Occhio, allora. Perché quello che ribolle in Italia, oggi, è proprio il frastagliato milieu d’ispirazione anarco-fascista. Ed è precisamente dentro lo stesso humus che maturano fatti come l’uccisione a sangue freddo dei due senegalesi avvenuta a Firenze poche settimane fa. Lui, l’implacabile “epurator”, si chiamava Gianluca Casseri e frequentava Casapound, i cui attivisti oggi ne prendono le distanze (ma a sottolineare i veri distinguo ha provveduto la figlia del grande scrittore, che ha intimato agli estremisti di astenersi dall’utilizzare il nome di suo padre). 


All’indomani del suicidio di Casseri, sulla rete ha cominciato a girare un documento di sostegno a Casapound. Tra i firmatari, anche Gabriele Adinolfi, già militante di Terza Posizione assieme a Roberto Fiore ed oggi al suo fianco in Forza Nuova, «dopo vent’anni di latitanza perché condannato per banda armata, come Fiore, del resto», scrive Claudia Cernigoi su Il pane e le rose.

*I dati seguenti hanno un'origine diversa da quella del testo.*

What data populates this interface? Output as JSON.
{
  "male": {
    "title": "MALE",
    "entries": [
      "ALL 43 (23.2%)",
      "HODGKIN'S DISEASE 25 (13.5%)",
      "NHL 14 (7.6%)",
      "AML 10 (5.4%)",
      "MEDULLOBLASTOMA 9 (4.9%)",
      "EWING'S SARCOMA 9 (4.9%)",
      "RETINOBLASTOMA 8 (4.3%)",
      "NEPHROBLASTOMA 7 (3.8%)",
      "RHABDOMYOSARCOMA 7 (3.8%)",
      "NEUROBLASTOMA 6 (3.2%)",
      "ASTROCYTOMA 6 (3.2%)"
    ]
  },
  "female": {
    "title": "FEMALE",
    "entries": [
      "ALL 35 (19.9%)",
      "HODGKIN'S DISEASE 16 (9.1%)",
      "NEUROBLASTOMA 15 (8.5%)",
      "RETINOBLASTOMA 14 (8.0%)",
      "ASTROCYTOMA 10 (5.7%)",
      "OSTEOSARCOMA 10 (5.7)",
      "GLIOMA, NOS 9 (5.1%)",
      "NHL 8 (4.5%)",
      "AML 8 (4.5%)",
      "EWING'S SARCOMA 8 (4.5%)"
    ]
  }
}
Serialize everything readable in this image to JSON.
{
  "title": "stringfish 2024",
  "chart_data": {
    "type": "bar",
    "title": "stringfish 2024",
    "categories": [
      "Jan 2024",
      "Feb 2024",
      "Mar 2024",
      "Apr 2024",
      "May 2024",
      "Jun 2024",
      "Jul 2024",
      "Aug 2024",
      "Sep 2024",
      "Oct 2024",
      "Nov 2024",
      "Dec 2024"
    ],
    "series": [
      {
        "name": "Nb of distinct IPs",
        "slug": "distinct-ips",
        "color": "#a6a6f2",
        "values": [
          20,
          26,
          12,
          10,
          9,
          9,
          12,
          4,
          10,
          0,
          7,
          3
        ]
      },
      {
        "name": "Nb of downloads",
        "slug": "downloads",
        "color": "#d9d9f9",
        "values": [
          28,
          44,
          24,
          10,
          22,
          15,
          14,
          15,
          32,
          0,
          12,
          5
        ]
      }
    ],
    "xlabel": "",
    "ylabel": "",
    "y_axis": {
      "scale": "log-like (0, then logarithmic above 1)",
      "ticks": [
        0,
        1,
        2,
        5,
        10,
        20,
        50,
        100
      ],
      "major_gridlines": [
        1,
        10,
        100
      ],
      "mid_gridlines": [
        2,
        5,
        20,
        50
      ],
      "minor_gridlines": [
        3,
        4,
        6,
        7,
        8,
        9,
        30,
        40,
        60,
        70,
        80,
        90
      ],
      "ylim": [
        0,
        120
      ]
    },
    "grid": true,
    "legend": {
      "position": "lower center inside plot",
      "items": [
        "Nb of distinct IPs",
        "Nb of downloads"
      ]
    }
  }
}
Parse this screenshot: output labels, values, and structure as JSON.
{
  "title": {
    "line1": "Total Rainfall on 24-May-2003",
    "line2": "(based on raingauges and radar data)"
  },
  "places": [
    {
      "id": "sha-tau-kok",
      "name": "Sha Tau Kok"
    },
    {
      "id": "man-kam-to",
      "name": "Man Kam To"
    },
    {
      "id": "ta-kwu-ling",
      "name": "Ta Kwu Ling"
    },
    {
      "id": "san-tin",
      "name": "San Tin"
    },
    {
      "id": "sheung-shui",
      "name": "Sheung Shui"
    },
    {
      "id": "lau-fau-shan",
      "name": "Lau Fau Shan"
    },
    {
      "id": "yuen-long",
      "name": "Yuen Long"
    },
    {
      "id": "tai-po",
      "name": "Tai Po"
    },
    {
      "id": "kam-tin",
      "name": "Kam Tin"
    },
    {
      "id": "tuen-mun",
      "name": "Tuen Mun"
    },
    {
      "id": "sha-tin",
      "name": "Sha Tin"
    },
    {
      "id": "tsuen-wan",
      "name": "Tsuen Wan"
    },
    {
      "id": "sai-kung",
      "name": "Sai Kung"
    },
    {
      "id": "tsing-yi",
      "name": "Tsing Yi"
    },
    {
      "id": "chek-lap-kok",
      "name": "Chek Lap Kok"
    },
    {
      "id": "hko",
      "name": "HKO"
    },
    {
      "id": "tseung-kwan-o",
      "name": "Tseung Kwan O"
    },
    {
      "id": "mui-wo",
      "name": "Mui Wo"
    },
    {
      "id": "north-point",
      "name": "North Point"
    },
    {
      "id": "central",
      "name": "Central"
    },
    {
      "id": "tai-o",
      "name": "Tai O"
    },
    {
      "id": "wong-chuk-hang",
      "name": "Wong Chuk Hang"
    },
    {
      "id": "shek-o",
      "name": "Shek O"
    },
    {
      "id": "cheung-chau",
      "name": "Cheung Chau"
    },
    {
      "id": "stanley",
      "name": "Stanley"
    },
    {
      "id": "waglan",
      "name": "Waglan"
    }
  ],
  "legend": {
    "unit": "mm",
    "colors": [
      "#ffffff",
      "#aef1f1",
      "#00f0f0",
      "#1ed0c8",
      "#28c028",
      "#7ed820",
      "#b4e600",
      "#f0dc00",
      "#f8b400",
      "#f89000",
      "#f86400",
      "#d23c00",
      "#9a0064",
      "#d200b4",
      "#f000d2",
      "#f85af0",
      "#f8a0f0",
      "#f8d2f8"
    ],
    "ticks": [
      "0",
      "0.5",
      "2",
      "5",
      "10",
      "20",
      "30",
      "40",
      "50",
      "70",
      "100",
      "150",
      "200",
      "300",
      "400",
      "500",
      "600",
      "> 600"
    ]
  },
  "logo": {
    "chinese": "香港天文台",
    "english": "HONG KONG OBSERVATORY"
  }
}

Un brodo di cultura, come si vede,  melmoso e a tratti contraddittorio, con alcuni leader che in pubbliche dichiarazioni arrivano a proclamarsi pacifisti, salvo poi, nelle riunioni a porte chiuse,  istigare all’odio razziale e alla violenza con toni profetici.


E forse non è un caso che proprio qui, sotto le sinistre bandiere nere del neofascismo integralista, vengano oggi ricercati quei prolifici germi capaci di generare mostri come Anders Behring Brevik, il massacratore di Oslo. Trentadue anni, un’appartenenza dichiarata alla massoneria ed un curriculum “formativo” tutto vissuto all’ombra della destra xenofoba londinese, Brevik è l’uomo che il 22 luglio scorso massacrò a sangue freddo 77 persone uccidendone 69, una ad una, sull’isoletta di Utoya, in Norvegia. Secondo gli psichiatri Synne Serheim e Torgeir Husby, Brevik è affetto da «schizofrenia paranoica». Una ipotesi assai rassicurante per l’opinione pubblica, ma contro la quale si è schierato lo stesso attentatore il quale, dichiarandosi perfettamente sano di mente, rivendica in qualche modo le “ragioni” del suo folle gesto e al tempo stesso cerca di scansare la reclusione a vita in manicomio. 



I NUOVI MOSTRI


Quale che sia il destino finale dello stragista di Oslo, alcuni particolari dei suoi deliranti manifesti e post su facebook aiutano a far riflettere, ben oltre le spinte calmieratrici dei governi sulle popolazioni, impaurite dall’onda montante della violenza. Tanto per cominciare, la lunga “crescita” di Brevik dentro le frange dell’estrema destra londinese. E’ lui stesso a ricordarle, qualificandosi come discepolo di EDL, l’English Defence League di cui si definisce ammiratore «per come è riuscito a provocare reazioni estreme da parte di gruppi musulmani e di estrema sinistra». Figlio di David Brevik, un diplomatico in servizio alla Reale ambasciata norvegese di Londra, nella capitale britannica ha trascorso gli anni dell’adolescenza proprio nello stesso periodo in cui Roberto Fiore e i suoi conquistavano il mercato locale attraverso attività imprenditoriali come Easy London e Meeting Point.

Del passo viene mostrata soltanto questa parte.